- Theatrical release poster
- Directed by: Patrik-Ian Polk
- Written by: Patrik-Ian Polk John R. Gordon
- Story by: Q. Allan Brocka
- Produced by: Patrik-Ian Polk
- Starring: Darryl Stephens Christian Vincent Doug Spearman Rodney Chester Jensen Atwood
- Cinematography: Christopher Porter
- Edited by: Phillip J. Bartell
- Music by: Adam S. Goldman Julian Wass
- Production companies: New Open Door Productions Blueprint Entertainment
- Distributed by: LOGO Films
- Release date: October 24, 2008 (US);
- Running time: 101 minutes
- Countries: United States Canada
- Language: English
- Box office: $532,878

= Noah's Arc: Jumping the Broom =

Noah's Arc: Jumping the Broom, is a 2008 American romantic comedy-drama film based on the LOGO television series Noah's Arc. It was released on October 24, 2008, in select theaters and video on demand.

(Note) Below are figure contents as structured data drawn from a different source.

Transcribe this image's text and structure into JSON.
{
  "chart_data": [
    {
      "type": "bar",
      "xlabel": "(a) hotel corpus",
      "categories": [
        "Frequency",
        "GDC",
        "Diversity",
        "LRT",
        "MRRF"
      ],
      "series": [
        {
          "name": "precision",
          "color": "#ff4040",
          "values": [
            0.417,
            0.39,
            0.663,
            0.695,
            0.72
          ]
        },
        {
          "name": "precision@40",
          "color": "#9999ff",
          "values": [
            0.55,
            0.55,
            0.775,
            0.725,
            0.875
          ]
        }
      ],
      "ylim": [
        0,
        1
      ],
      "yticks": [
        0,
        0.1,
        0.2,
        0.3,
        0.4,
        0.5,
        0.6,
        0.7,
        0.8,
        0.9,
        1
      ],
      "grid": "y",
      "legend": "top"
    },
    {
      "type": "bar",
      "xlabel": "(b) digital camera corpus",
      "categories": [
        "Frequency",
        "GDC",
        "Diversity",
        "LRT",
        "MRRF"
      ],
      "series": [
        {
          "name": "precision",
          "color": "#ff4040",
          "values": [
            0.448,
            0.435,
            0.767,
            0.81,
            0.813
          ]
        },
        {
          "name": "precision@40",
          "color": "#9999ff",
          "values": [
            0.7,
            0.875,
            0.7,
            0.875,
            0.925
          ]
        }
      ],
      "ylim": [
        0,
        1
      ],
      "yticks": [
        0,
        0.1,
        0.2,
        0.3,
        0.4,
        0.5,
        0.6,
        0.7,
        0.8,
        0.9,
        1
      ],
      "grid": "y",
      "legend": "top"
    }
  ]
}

The 2025 sequel Noah's Arc: The Movie premiered on Paramount+ in June 2025.

==Synopsis==
Noah Nicholson (Darryl Stephens) and his ARC: Alex Kirby (Rodney Chester), Ricky Davis (Christian Vincent), and Chance Counter (Doug Spearman), retreat to Martha's Vineyard for Noah's intimate marriage to Wade Robinson (Jensen Atwood). While Alex's hubby, Trey (Gregory Kieth), video chats from home to babysit their newly adopted Ethiopian child, Chance brings his husband, Eddie (Jonathan Julian). Ricky is accompanied by the 19-year old Brandon (Gary LeRoi Gray), who is also Chance's student, for some lighthearted fling-dating. As the four couples hole up and attend separate bachelor parties, each relationship begins to unravel. Chance and his husband deal with unsettled problems within their marriage. Alex's energy pill-popping throughout the weekend, coupled with surprise drop-ins from Noah's boss Brandy (Jennia Fredrique) and rapper Baby Gat (Jason Steed), who is still interested in being in a relationship, does not help Noah and Wade work through last-minute jitters.

==Cast==
- Darryl Stephens as Noah Nicholson-Robinson
- Christian Vincent as Ricky Davis
- Doug Spearman as Chance Counter-McIntyre
- Rodney Chester as Alex Kirby-Iverson
- Jensen Atwood as Wade Robinson
- Jonathan Julian as Eddie McIntyre
- Jason Steed as Baby Gat
- Tonya Pinkins as Mrs. Robinson
- Gary LeRoi Gray as Brandon
- Phoebe Snow as Herself
- Jennia Fredrique as Brandy King

==Production==
According to creator Patrik-Ian Polk, who produced and directed the film and co-wrote with fellow series writer John R. Gordon, the feature film version of the series, Jumping the Broom, picks up after the series' second season cliffhanger finale and centers around the Martha's Vineyard wedding of the series' lead character Noah and his boyfriend Wade. The film was shot in Nova Scotia.

==Release==
The film had a limited release in theaters located in Los Angeles, New York City, Atlanta, Chicago, Palm Springs, and Washington, D.C. On November 7, the film was released in Ocean City, New Jersey, Detroit, and San Francisco; and November 28 in Philadelphia and Dallas.

===Critical response===
Although much lauded in the gay press, Jumping the Broom has been met with generally mixed reception elsewhere. Time Out called it "ludicrous", whilst Variety described it as "a lame feature". Several critics felt that the leap from cable to big screen was too great. The film holds a 42% rating on Rotten Tomatoes.

===Box office===
The film surprised the entertainment industry by opening at number 1 on the independent film box office report, according to IndieWire (October 27, 2008). Theaters reported multiple sold-out screenings days in advance of the release and most added additional screenings to accommodate the overwhelming fan response. In fact, the film had an opening weekend per screen average of $30,336 and narrowly came second for top per screen average by the Clint Eastwood/Angelina Jolie film Changeling, which opened in limited release the same weekend and averaged $32,601. Theaters playing the film opening weekend reported by mid-December it had taken just over $532,000 at the US box office despite the film receiving little to no mainstream marketing support and never played on more than 7 screens at once during its 7-week theatrical run. By the end of its run, the film had grossed a domestic total of $532,878.

===Accolades===
The film received three NAACP Image Award nominations: Outstanding Independent Feature Film, Outstanding Writing in a Feature Film, and Outstanding Directing in a Feature Film. The film was also nominated for GLAAD Award's for Best Feature Film (Limited Release), in which it won.

==Soundtrack==

The soundtrack was released on October 21, 2008, by Tommy Boy Records and features Michelle Williams, Bob Sinclar, Roy Young, and Phoebe Snow.

==Home media==
The film was released February 3, 2009 on DVD.